Prize Fighter is a boxing video game developed by Digital Pictures and released by Sega for its Sega CD in 1993. Like other Digital Pictures titles, it is an interactive movie utilizing full motion video. All video footage during gameplay is in black and white. The game was directed by Ron Stein, who had previously worked as a fight coordinator for various films. Played entirely from a first-person perspective, the game casts players as an upstart boxer known as "The Kid", who must fight a series of opponents (played by Jimmy Nickerson, Manny Perry, Billy Lucas and Ben Bray) and win the championship. Prize Fighter was the pack-in game for the X'Eye, alongside two non-gaming software titles.

==Gameplay==

The player is represented by the pair of gloves at the bottom of the video window. The health of the player and opponent are indicated by the face icons at the corners of the screen.

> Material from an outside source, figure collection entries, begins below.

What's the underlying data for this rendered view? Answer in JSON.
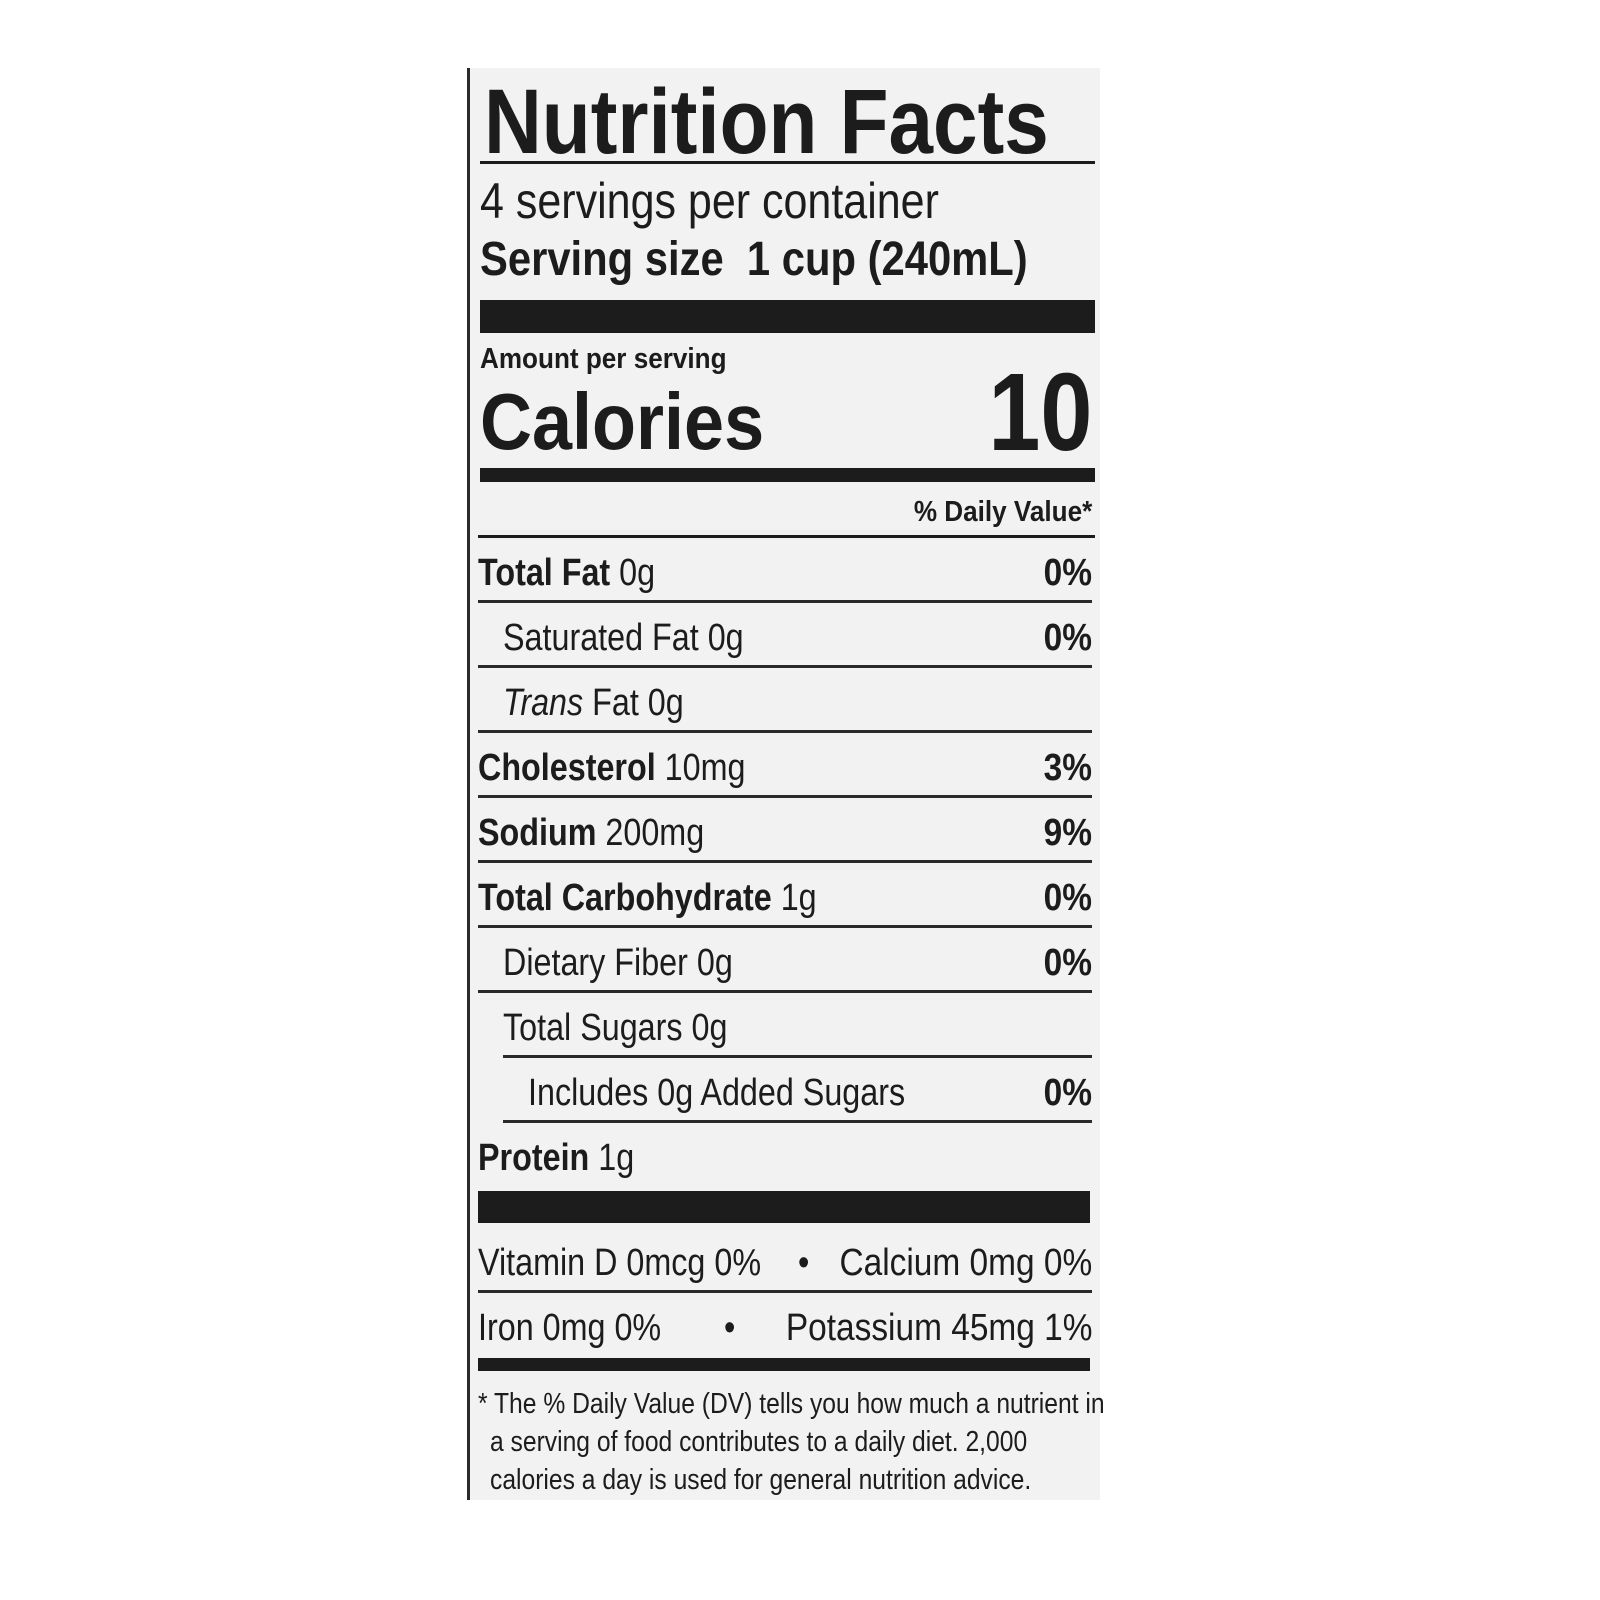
{
  "label": {
    "title": "Nutrition Facts",
    "servings_per_container": "4 servings per container",
    "serving_size_label": "Serving size",
    "serving_size_value": "1 cup (240mL)",
    "amount_per_serving": "Amount per serving",
    "calories_label": "Calories",
    "calories_value": "10",
    "daily_value_header": "% Daily Value*",
    "nutrients": [
      {
        "name": "Total Fat",
        "amount": "0g",
        "dv": "0%",
        "bold": true,
        "indent": 0
      },
      {
        "name": "Saturated Fat",
        "amount": "0g",
        "dv": "0%",
        "bold": false,
        "indent": 1
      },
      {
        "name": "Trans",
        "suffix": "Fat",
        "amount": "0g",
        "dv": "",
        "bold": false,
        "indent": 1,
        "italic_prefix": true
      },
      {
        "name": "Cholesterol",
        "amount": "10mg",
        "dv": "3%",
        "bold": true,
        "indent": 0
      },
      {
        "name": "Sodium",
        "amount": "200mg",
        "dv": "9%",
        "bold": true,
        "indent": 0
      },
      {
        "name": "Total Carbohydrate",
        "amount": "1g",
        "dv": "0%",
        "bold": true,
        "indent": 0
      },
      {
        "name": "Dietary Fiber",
        "amount": "0g",
        "dv": "0%",
        "bold": false,
        "indent": 1
      },
      {
        "name": "Total Sugars",
        "amount": "0g",
        "dv": "",
        "bold": false,
        "indent": 1
      },
      {
        "name": "Includes 0g Added Sugars",
        "amount": "",
        "dv": "0%",
        "bold": false,
        "indent": 2
      },
      {
        "name": "Protein",
        "amount": "1g",
        "dv": "",
        "bold": true,
        "indent": 0
      }
    ],
    "micros": [
      {
        "left": "Vitamin D 0mcg 0%",
        "right": "Calcium 0mg 0%"
      },
      {
        "left": "Iron 0mg 0%",
        "right": "Potassium 45mg 1%"
      }
    ],
    "bullet": "•",
    "footnote": [
      "* The % Daily Value (DV) tells you how much a nutrient in",
      "a serving of food contributes to a daily diet. 2,000",
      "calories a day is used for general nutrition advice."
    ]
  }
}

In the game, players take control of an up-and-coming boxer known as "The Kid." The entire game is played from a first-person perspective. As The Kid, players face four computer opponents: George "Honeyboy" Hernandez, "Mega" Joe Falco, T. Rex Hawkins and the champ, Nuke "the Duke" Johnson. During matches, players punch and block to defeat the opponent, each of whom has a different style. Between fights, cutscenes play in which The Kid is approached by various people from children with disabilities who look up to The Kid, to gangsters who want The Kid to intentionally lose the fight.

==Development==
The developers spent five weeks on choreographing and training with the fighters prior to the actual filming.

==Reception==
Electronic Gaming Monthly gave Prize Fighter a 6.2 out of 10, commenting that "For a first-person perspective fighting game, Prize Fighter fares very well with the black-and-white footage being incredibly effective". GamePro compared it favorably to the acclaimed boxing film Raging Bull and praised the responsive controls and realistic graphics.

Reviewer Shawn Sackenheim gave the title a positive retrospective review in Allgame. While admitting that playing the game was a matter of pattern memorization, he called it "a very challenging title requiring you to pick up on each of the boxers' styles and moves." and wrote "It's got enough challenge and appeal to last for months."